It’s been a stimulating time, filling our heads with ideas as we get ready to launch this blog. Ever feel unsure of your opinion? Just read someone else’s, maybe someone you don’t agree with entirely, and you’ll find your own.
And so I’ve been reading Greg Sandow. His bold choice to publish an early draft of his book online gives the reader plenty to chew on. One idea in particular struck a chord, if you’ll pardon the pun.
He writes that young classical musicians and others involved in the field hold out hope for the future of classical music. Conservatories continue to churn out thousands of specialized graduates every year, and these folks choose to devote themselves to classical music even though they grew up with the same pop culture choices as their peers. Sandow states that young classical musicians “can be a bridge to the outside world. They can leap the gap if anyone can. They can find ways to present classical music that can grab the attention of people their own age.”
Really? It’s very easy to say. Sure hope those young people come up with something, if they want to keep playing that unpopular music of theirs! But I wonder if it’s the case.
I studied the French horn as an undergraduate with one sole intention: to practice hard enough to land a symphony job. I was well aware that music is a ruthlessly competitive field, that jobs internationally are scarce, and that classical music was a threatened genre. Still, any ideas I might have had to “bridge the gap” never left the midnight bull session. I was not going to be an arts administrator. I was going to be a French horn player. It was someone else’s job to save classical music, and it was my job to play it.

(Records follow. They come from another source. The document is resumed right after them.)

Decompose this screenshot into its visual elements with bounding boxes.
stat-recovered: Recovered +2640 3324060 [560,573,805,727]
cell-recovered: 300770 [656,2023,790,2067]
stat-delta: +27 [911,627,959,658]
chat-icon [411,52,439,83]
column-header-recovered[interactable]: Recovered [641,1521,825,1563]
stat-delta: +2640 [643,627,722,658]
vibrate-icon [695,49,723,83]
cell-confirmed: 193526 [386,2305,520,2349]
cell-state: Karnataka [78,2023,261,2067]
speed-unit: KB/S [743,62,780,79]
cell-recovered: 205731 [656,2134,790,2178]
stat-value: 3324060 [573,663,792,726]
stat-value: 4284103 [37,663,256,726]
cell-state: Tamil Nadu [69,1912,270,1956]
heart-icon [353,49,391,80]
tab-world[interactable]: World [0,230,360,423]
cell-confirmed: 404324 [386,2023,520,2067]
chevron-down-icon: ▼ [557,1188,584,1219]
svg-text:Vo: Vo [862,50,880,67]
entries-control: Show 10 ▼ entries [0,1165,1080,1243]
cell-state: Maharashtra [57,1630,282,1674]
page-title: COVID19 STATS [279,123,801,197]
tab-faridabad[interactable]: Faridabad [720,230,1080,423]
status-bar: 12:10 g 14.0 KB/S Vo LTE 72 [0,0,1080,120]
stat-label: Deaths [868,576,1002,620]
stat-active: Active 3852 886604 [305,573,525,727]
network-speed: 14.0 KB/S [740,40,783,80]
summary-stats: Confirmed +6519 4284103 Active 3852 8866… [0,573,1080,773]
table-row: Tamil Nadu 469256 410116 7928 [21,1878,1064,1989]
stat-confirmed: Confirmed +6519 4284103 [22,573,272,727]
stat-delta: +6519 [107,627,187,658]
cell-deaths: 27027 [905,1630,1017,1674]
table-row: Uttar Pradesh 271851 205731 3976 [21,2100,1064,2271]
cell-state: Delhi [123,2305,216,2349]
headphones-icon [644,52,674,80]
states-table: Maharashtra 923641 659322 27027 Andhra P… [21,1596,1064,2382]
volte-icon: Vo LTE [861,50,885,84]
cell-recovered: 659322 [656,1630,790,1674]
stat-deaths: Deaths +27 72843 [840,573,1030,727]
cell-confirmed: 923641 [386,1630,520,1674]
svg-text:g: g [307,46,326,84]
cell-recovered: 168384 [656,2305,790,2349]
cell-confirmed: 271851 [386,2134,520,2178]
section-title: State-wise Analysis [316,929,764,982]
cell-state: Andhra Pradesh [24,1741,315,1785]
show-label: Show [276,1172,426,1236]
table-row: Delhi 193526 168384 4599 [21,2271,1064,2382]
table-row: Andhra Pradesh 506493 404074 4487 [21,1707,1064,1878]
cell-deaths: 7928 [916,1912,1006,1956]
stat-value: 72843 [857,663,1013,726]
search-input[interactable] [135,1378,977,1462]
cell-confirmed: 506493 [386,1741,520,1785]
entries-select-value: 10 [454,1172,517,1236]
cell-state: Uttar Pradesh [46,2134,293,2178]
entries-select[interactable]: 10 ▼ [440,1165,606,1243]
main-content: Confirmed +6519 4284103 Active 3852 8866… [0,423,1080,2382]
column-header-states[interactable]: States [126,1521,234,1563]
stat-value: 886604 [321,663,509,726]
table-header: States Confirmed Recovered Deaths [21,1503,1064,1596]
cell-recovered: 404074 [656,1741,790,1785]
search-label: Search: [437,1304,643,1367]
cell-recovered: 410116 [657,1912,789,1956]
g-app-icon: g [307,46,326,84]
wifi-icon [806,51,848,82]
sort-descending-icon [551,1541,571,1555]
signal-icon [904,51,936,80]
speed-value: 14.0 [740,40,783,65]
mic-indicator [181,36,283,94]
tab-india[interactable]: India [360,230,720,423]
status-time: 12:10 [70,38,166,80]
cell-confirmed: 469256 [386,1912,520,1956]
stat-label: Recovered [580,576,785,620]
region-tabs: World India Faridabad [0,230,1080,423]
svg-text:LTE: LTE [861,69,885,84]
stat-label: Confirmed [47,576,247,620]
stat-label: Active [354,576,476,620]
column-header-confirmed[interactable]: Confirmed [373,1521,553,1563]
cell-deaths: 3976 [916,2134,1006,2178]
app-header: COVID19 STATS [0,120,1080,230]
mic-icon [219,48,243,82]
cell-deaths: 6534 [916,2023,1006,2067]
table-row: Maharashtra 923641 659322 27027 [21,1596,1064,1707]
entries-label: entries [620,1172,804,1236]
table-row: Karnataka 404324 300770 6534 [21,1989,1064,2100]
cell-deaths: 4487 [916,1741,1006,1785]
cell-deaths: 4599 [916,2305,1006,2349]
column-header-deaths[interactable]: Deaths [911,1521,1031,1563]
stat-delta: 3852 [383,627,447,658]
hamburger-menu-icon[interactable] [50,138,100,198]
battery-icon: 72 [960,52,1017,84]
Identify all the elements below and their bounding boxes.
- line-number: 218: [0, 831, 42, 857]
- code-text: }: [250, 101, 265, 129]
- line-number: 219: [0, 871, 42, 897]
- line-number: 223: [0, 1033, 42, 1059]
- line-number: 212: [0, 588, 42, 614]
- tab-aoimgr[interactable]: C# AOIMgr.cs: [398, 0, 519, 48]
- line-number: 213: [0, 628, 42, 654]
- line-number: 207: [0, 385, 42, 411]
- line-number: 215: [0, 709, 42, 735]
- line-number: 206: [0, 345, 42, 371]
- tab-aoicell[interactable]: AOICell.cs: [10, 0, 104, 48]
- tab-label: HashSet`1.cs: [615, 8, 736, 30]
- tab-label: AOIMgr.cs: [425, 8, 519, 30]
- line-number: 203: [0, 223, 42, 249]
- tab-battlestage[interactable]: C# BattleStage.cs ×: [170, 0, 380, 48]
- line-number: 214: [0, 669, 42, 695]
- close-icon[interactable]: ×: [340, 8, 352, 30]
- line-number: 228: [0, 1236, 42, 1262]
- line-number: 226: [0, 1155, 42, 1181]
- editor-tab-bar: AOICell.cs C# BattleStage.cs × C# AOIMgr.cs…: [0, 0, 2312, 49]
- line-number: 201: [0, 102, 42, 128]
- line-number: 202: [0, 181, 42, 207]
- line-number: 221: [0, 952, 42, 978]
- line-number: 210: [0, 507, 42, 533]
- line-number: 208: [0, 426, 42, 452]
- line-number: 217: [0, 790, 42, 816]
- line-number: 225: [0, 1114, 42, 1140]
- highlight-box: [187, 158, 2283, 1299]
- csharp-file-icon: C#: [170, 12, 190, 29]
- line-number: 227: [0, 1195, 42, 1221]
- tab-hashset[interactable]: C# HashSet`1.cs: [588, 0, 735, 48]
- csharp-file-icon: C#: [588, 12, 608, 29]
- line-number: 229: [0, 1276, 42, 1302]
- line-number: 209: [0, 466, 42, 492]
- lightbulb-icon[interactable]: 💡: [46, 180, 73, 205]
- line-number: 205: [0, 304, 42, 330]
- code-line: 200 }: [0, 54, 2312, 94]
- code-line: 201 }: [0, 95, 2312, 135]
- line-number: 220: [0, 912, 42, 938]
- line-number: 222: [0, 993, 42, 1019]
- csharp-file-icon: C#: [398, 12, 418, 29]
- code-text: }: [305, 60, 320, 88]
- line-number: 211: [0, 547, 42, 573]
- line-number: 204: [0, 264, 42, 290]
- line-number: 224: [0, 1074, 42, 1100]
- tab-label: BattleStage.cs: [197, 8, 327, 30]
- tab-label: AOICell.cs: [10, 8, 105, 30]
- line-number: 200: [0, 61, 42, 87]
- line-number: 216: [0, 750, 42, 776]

To study music in a conservatory means to commit your life to the pursuit of perfection. It requires the opposite of creativity. It takes focus, and the willingness to drum the correct answers into yourself over and over again through practice. To the outside, it must seem like an artistic life, immersing yourself in the greats all day and striving to become one of them. But the discipline does not demand more than intense study from its followers, and certainly does not challenge them to stray from the norm.
Most of the music studied in conservatories is from the classical period and later, after the composer had won the power struggle with the performer to determine how the music should sound. In other words, in the standard repertoire canon as it is taught today, there is scant room for improvisation, significant deviations from accepted interpretations, or questioning of the printed score. Either you have achieved enough technique to come close to the composer’s intent, or you are doing something wrong. Impassioned rehearsal discussions ensue over the exact length of a staccato or the timing of a crescendo, but there is little else to be creative about.
In this atmosphere of perfectionism, students have few incentives to think outside the box. The career model is to excel as a student in order to make it as a professional. Dreaming up ways to bring classical music to the masses would not help my tone in the Strauss concerto or clean up my high notes in Beethoven’s 7th. No audition panel would want to hear my innovative ideas. And a certain bit of hubris is present in every aspiring student when he thinks about his prospects in the shrinking world of classical music: yes, it’s tough to live as a musician, but surely I’m so good that I’ll be one of the few who do.
The horn and I eventually went our separate ways. But I do remember some of those midnight bull sessions, which I found more lively then my isolating late-night practice sessions. Maybe Greg Sandow’s students are poised to answer the call early in their careers, and devote some of their talents to finding new audiences for their craft. I couldn’t be bothered when I was a student, so from here, I’ll pick up where I left off.
Joining me on this endeavor is my Highly Opinionated Companion (HOC), who is even more of a classical music maniac than I am. We’ll be sharing links, reviewing concerts and recordings, and generally crying out in the wilderness to support the idea that classical music is one of the best things mankind has ever done.